Reissekia

Scientific classification
- Kingdom: Plantae
- Clade: Embryophytes
- Clade: Tracheophytes
- Clade: Angiosperms
- Clade: Eudicots
- Clade: Rosids
- Order: Rosales
- Family: Rhamnaceae
- Genus: Reissekia Endl.
- Synonyms: Celastrus umbellatus Vell. ; Gouania cordifolia Raddi ; Gouania smilacina Sm. ; Reissekia cordifolia (Raddi) A.Gray ;

= Reissekia =

Genus of flowering plants

Reissekia is a monotypic genus of flowering plants belonging to the family Rhamnaceae. It only contains one known species, Reissekia smilacina (Sm.) Steud.

It is native to (north-eastern, southern and southeastern) Brazil.

The genus name of Reissekia is in honour of Siegfried Reissek (1819–1871), an Austrian naturalist and botanist who specialized in spermatophytes.
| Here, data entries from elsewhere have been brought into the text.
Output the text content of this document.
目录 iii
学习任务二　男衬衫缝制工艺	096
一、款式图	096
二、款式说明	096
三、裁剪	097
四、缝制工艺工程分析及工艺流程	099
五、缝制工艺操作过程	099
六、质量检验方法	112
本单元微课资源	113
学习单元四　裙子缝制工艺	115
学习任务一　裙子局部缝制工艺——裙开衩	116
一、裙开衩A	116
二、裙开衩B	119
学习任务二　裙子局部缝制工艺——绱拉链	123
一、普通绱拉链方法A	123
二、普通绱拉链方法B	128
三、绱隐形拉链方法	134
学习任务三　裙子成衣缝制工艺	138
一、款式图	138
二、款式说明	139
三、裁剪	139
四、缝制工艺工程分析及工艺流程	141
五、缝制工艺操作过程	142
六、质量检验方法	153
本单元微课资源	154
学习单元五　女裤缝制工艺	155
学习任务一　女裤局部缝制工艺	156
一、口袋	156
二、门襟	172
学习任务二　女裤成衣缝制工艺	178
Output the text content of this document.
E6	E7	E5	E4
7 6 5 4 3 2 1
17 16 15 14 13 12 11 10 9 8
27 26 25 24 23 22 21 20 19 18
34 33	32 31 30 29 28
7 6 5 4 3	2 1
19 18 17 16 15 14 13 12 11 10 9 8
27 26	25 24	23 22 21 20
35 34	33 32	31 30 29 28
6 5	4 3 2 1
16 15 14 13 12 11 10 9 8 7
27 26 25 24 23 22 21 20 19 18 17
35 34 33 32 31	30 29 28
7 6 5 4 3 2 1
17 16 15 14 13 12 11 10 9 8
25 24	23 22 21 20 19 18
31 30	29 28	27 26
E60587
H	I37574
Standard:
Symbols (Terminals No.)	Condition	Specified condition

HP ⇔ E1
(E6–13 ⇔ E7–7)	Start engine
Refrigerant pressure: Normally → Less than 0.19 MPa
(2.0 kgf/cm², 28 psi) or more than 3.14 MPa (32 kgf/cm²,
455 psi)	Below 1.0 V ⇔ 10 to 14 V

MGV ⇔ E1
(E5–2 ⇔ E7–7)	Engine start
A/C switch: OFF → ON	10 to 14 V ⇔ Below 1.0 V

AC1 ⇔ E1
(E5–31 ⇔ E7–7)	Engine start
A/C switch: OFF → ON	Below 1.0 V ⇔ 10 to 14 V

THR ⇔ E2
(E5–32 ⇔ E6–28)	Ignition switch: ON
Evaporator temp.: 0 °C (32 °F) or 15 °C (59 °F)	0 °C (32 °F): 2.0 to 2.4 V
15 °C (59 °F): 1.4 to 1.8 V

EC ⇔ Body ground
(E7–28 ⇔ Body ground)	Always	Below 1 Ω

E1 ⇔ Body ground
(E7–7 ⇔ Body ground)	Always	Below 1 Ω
The Latin specific epithet of smilacina refers to the false Solomon's seal plant of Smilacina (part of the Asparagaceae family). The genus was first described and published in Gen. Pl. on page 1103 in 1840. Then the species was published in Nomencl. Bot., edition 2, Vol.2 on page 440 in 1841.